Global Interconnections
This case connects to global patterns of privatizing educational infrastructure under pressure from international financial institutions and domestic neoliberal policy. The vocational training sector is particularly strategic: it shapes the composition and cost of labor power available to capital. PeopleCert, headquartered in Greece, represents how transnational capital flows seek out public assets made available through austerity-driven privatization—a dynamic familiar across Europe and the Global South. The scandal also illuminates the broader crisis of legitimacy facing charitable and third-sector organizations, which increasingly operate as quasi-private entities while maintaining tax advantages and public trust.
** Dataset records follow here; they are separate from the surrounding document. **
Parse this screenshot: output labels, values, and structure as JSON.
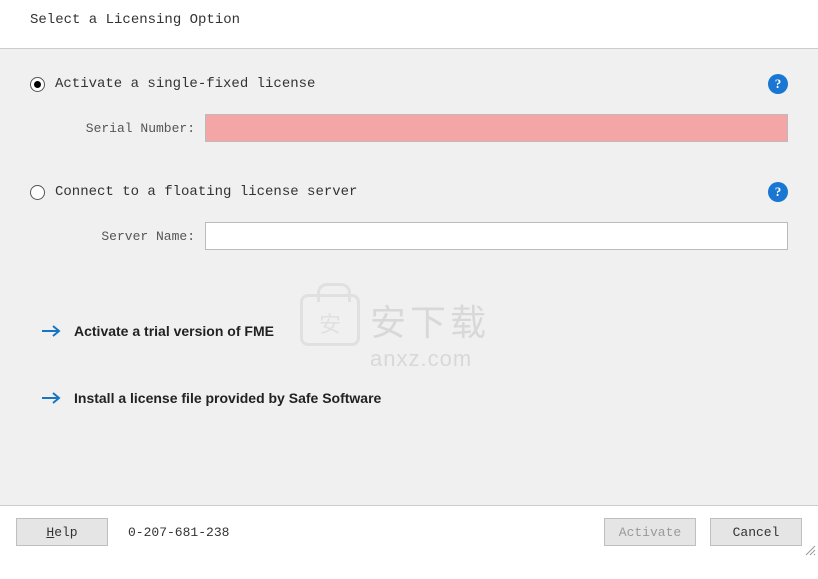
{
  "header": {
    "title": "Select a Licensing Option"
  },
  "option1": {
    "label": "Activate a single-fixed license",
    "field_label": "Serial Number:",
    "field_value": "",
    "selected": true
  },
  "option2": {
    "label": "Connect to a floating license server",
    "field_label": "Server Name:",
    "field_value": "",
    "selected": false
  },
  "links": {
    "trial": "Activate a trial version of FME",
    "install_file": "Install a license file provided by Safe Software"
  },
  "footer": {
    "help": "Help",
    "license_code": "0-207-681-238",
    "activate": "Activate",
    "cancel": "Cancel"
  },
  "help_icon_glyph": "?",
  "watermark": {
    "cn": "安下载",
    "en": "anxz.com"
  }
}
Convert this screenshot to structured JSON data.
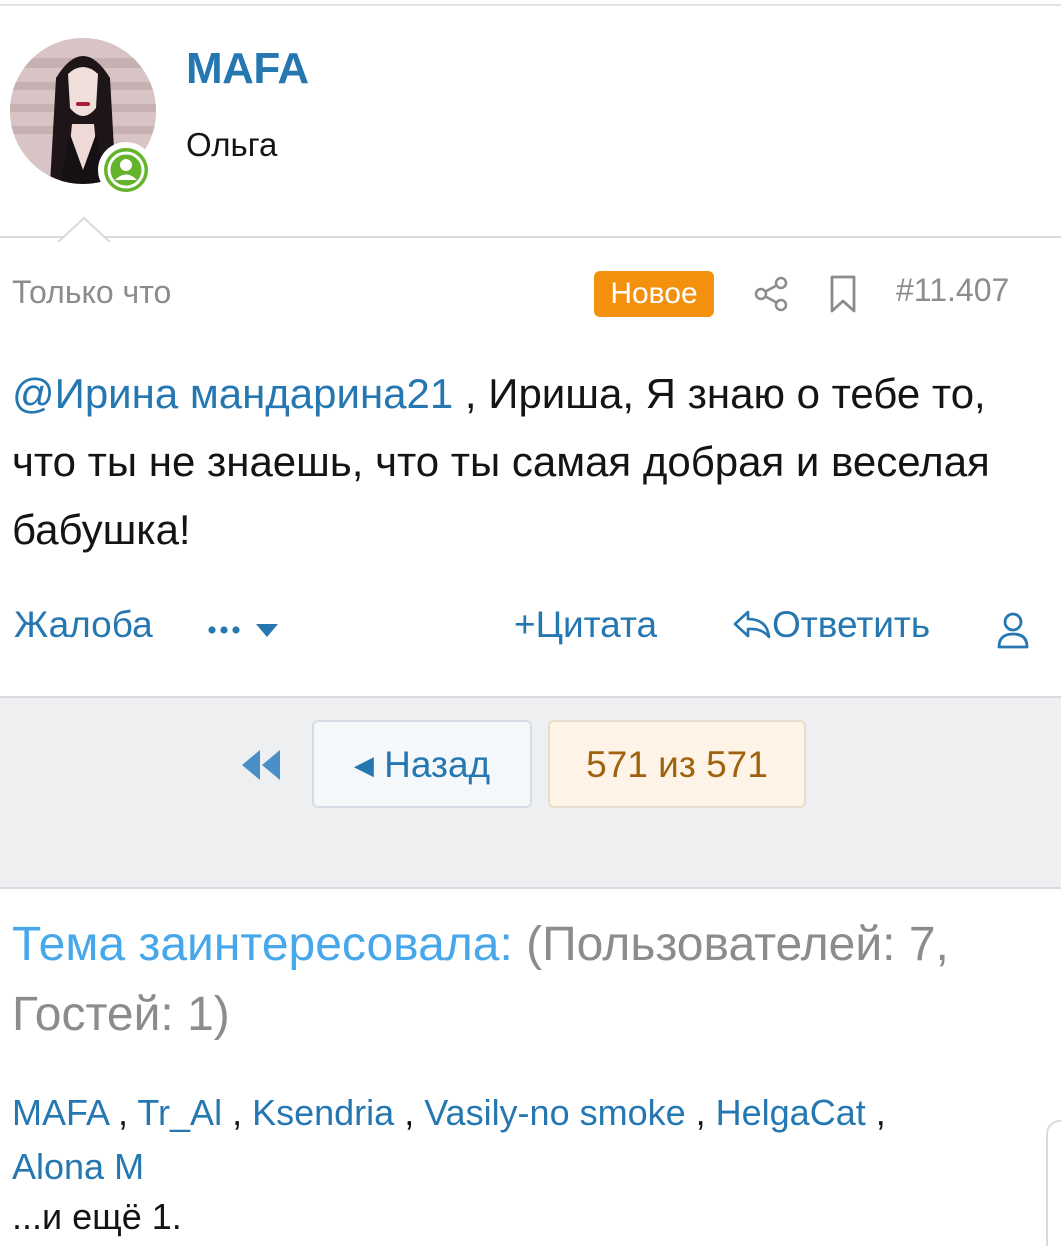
{
  "post": {
    "author": {
      "name": "MAFA",
      "title": "Ольга",
      "status_icon": "online-user-icon"
    },
    "time": "Только что",
    "badge": "Новое",
    "number": "#11.407",
    "mention": "@Ирина мандарина21",
    "text": " , Ириша, Я знаю о тебе то, что ты не знаешь, что ты самая добрая и веселая бабушка!",
    "actions": {
      "report": "Жалоба",
      "more": "•••",
      "quote": "Цитата",
      "reply": "Ответить"
    }
  },
  "pagination": {
    "back": "Назад",
    "pages": "571 из 571"
  },
  "viewers": {
    "label": "Тема заинтересовала:",
    "counts": " (Пользователей: 7, Гостей: 1)",
    "users": [
      "MAFA",
      "Tr_Al",
      "Ksendria",
      "Vasily-no smoke",
      "HelgaCat",
      "Alona M"
    ],
    "separator": " , ",
    "more": "...и ещё 1."
  },
  "colors": {
    "link": "#2577b1",
    "accent_orange": "#f3910e",
    "online_green": "#63b32b",
    "viewers_label": "#47a7eb"
  }
}
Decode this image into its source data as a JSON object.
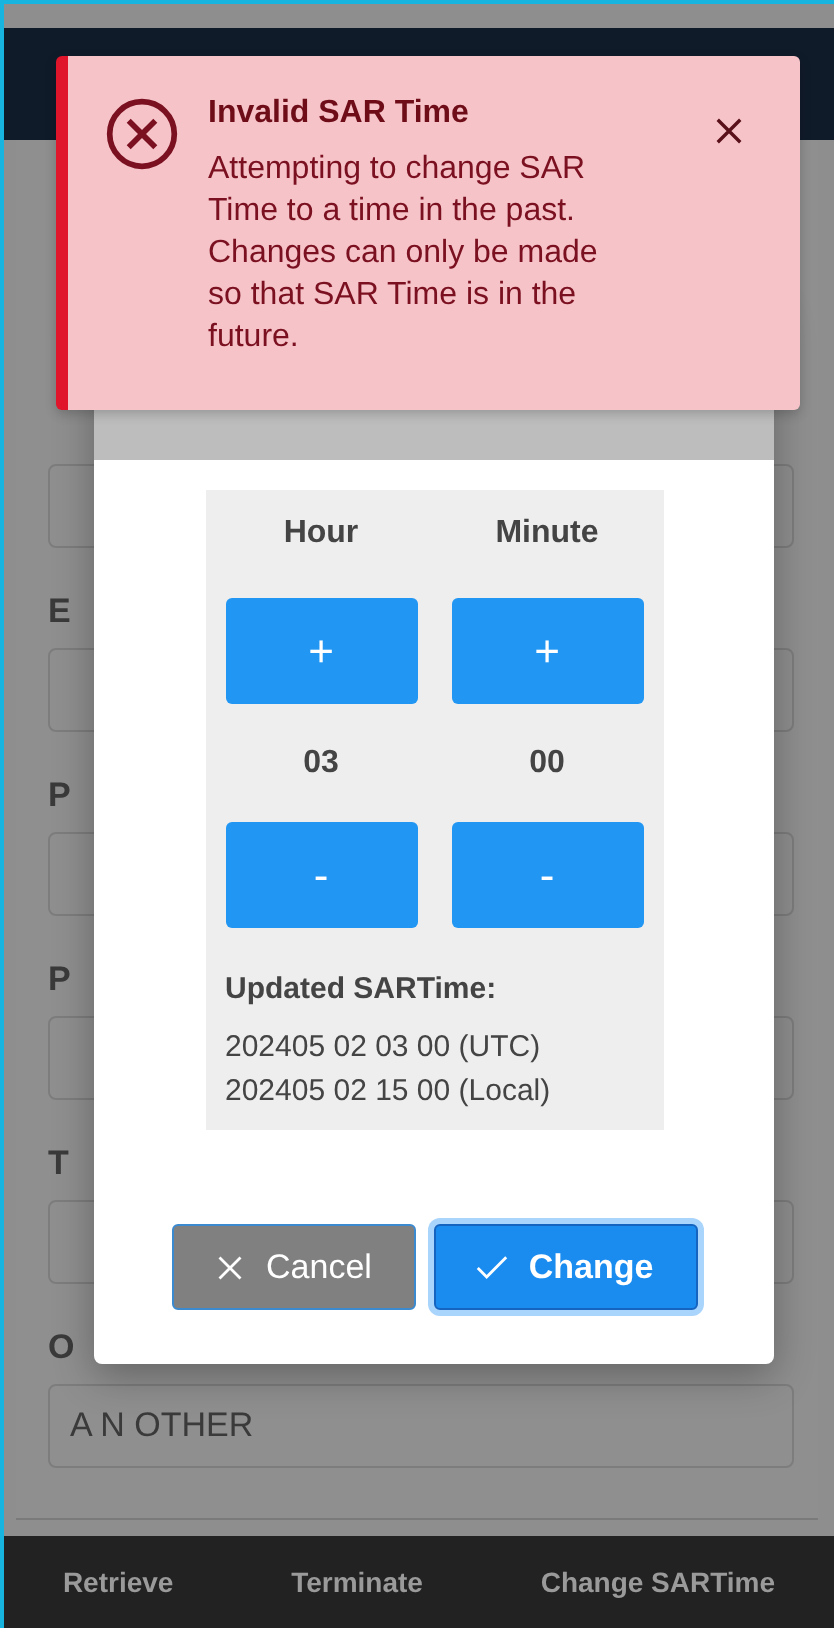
{
  "form": {
    "fields": [
      {
        "label": "E"
      },
      {
        "label": "P"
      },
      {
        "label": "P"
      },
      {
        "label": "T"
      },
      {
        "label": "O",
        "value": "A N OTHER"
      }
    ]
  },
  "dialog": {
    "columns": [
      {
        "label": "Hour",
        "increment": "+",
        "value": "03",
        "decrement": "-"
      },
      {
        "label": "Minute",
        "increment": "+",
        "value": "00",
        "decrement": "-"
      }
    ],
    "updated_label": "Updated SARTime:",
    "updated_lines": [
      "202405 02 03 00 (UTC)",
      "202405 02 15 00 (Local)"
    ],
    "buttons": [
      {
        "label": "Cancel",
        "kind": "cancel"
      },
      {
        "label": "Change",
        "kind": "confirm"
      }
    ]
  },
  "toast": {
    "title": "Invalid SAR Time",
    "message": "Attempting to change SAR Time to a time in the past. Changes can only be made so that SAR Time is in the future."
  },
  "bottom_bar": [
    "Retrieve",
    "Terminate",
    "Change SARTime"
  ]
}
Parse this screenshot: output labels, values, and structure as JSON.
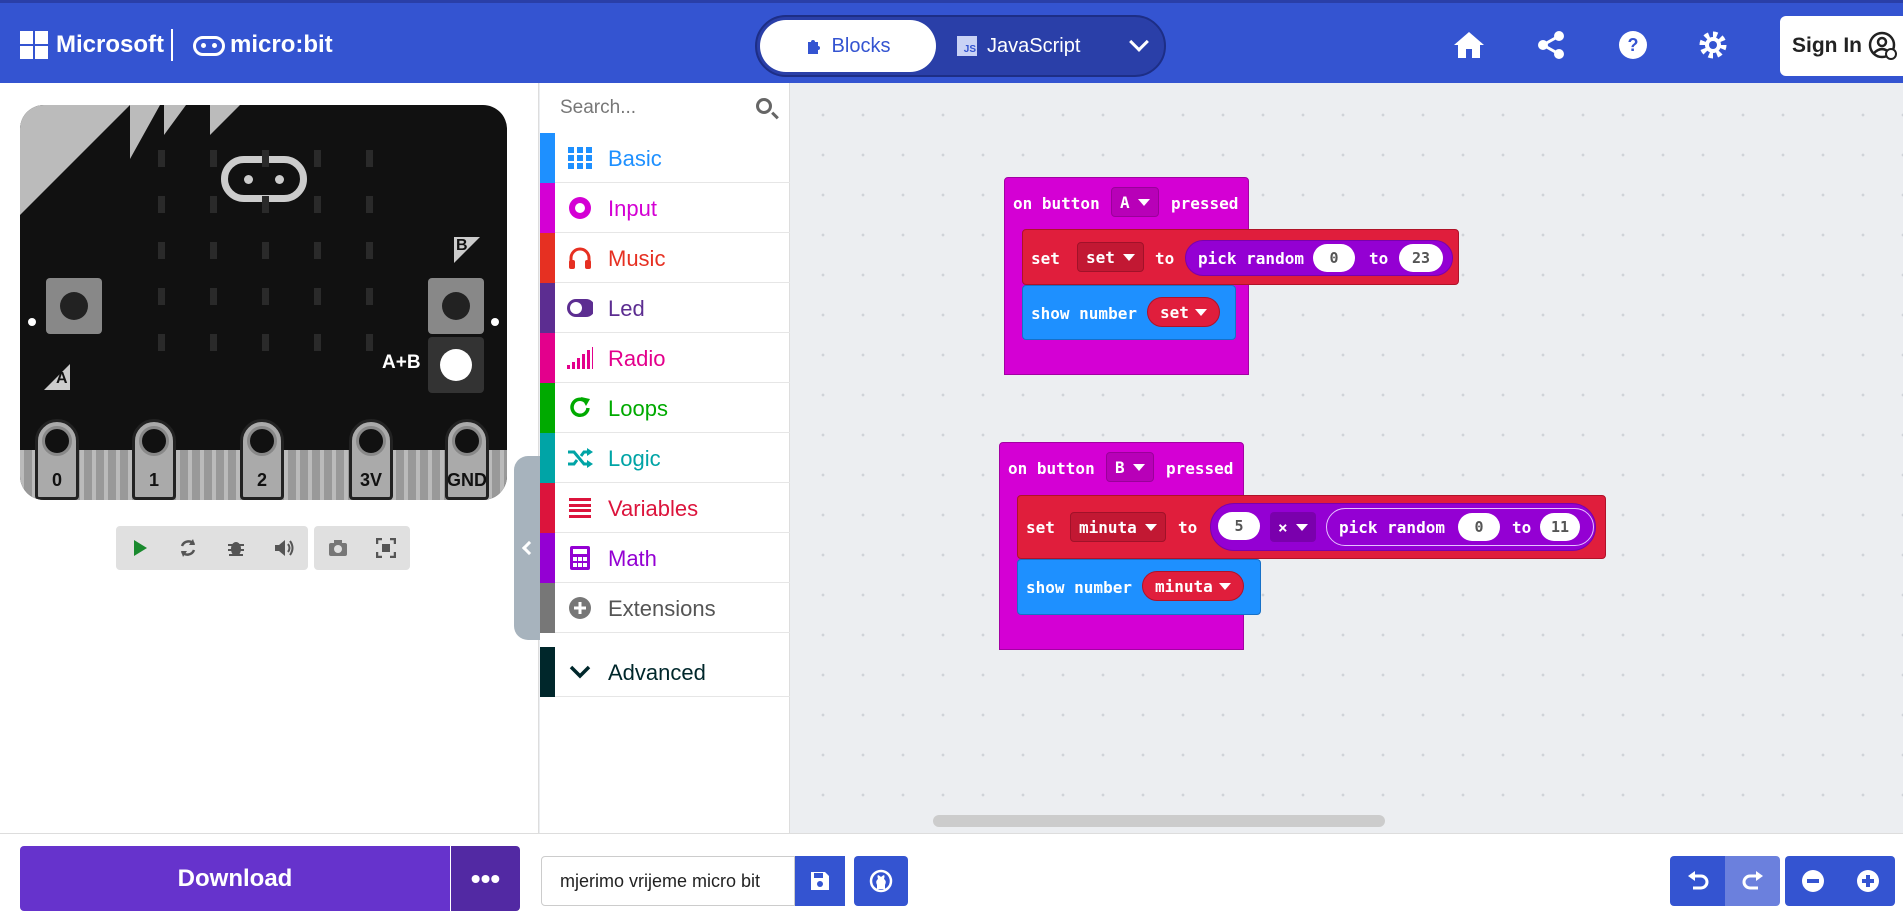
{
  "header": {
    "brand": "Microsoft",
    "product": "micro:bit",
    "mode_blocks": "Blocks",
    "mode_js": "JavaScript",
    "js_badge": "JS",
    "signin": "Sign In"
  },
  "simulator": {
    "button_a": "A",
    "button_b": "B",
    "button_ab": "A+B",
    "pins": [
      "0",
      "1",
      "2",
      "3V",
      "GND"
    ]
  },
  "toolbox": {
    "search_placeholder": "Search...",
    "categories": [
      {
        "label": "Basic",
        "color": "#1e90ff"
      },
      {
        "label": "Input",
        "color": "#d400d4"
      },
      {
        "label": "Music",
        "color": "#e63022"
      },
      {
        "label": "Led",
        "color": "#5c2d91"
      },
      {
        "label": "Radio",
        "color": "#e3008c"
      },
      {
        "label": "Loops",
        "color": "#00aa00"
      },
      {
        "label": "Logic",
        "color": "#00a4a6"
      },
      {
        "label": "Variables",
        "color": "#dc143c"
      },
      {
        "label": "Math",
        "color": "#9400d3"
      },
      {
        "label": "Extensions",
        "color": "#777777"
      },
      {
        "label": "Advanced",
        "color": "#00272b"
      }
    ]
  },
  "workspace": {
    "event_a": {
      "on": "on button",
      "button": "A",
      "pressed": "pressed"
    },
    "set_a": {
      "set": "set",
      "var": "set",
      "to": "to",
      "pick": "pick random",
      "from": "0",
      "to2": "to",
      "max": "23"
    },
    "show_a": {
      "label": "show number",
      "var": "set"
    },
    "event_b": {
      "on": "on button",
      "button": "B",
      "pressed": "pressed"
    },
    "set_b": {
      "set": "set",
      "var": "minuta",
      "to": "to",
      "factor": "5",
      "op": "×",
      "pick": "pick random",
      "from": "0",
      "to2": "to",
      "max": "11"
    },
    "show_b": {
      "label": "show number",
      "var": "minuta"
    }
  },
  "bottom": {
    "download": "Download",
    "more": "•••",
    "project_name": "mjerimo vrijeme micro bit"
  },
  "colors": {
    "header": "#3454d1",
    "download": "#6633cc",
    "input_block": "#d400d4",
    "variables_block": "#e01e3c",
    "basic_block": "#1e90ff",
    "math_block": "#9400d3"
  }
}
This hybrid status creates opportunities for the kind of extraction seen here, where executives leverage positions in both worlds to capture value. The reliance on government funding streams post-privatization reveals how the state continues to socialize costs while privatizing benefits—a core dynamic of contemporary capitalism.
Conclusion
The City & Guilds scandal offers workers a clear lesson: privatization is not a neutral transfer of ownership but a class project that systematically redistributes wealth upward. The executives' self-dealing, while legally actionable, is not aberrant but symptomatic of how privatization incentivizes extraction over service. For workers in institutions facing similar pressures—NHS trusts, universities, housing associations—the lesson is that defensive struggles must begin before sale agreements are finalized, when leverage still exists. The broader challenge is developing political vehicles capable of not merely regulating but reversing the enclosure of public goods, recognizing that institutions like City & Guilds represent crystallized social labor that belongs to the working class that created and sustained them.
Suggested Reading
- The Shock Doctrine by Naomi Klein (2007) Klein's analysis of how crisis conditions enable rapid privatization and wealth transfer directly illuminates the mechanisms at work in the City & Guilds case.
- The New Imperialism by David Harvey (2003) Harvey's concept of 'accumulation by dispossession' provides the theoretical framework for understanding how public assets are enclosed for private accumulation.
- Wage Labour and Capital by Karl Marx (1849) Marx's foundational text on the relationship between labor and capital helps explain why control over vocational training—which shapes labor power—is valuable to capital.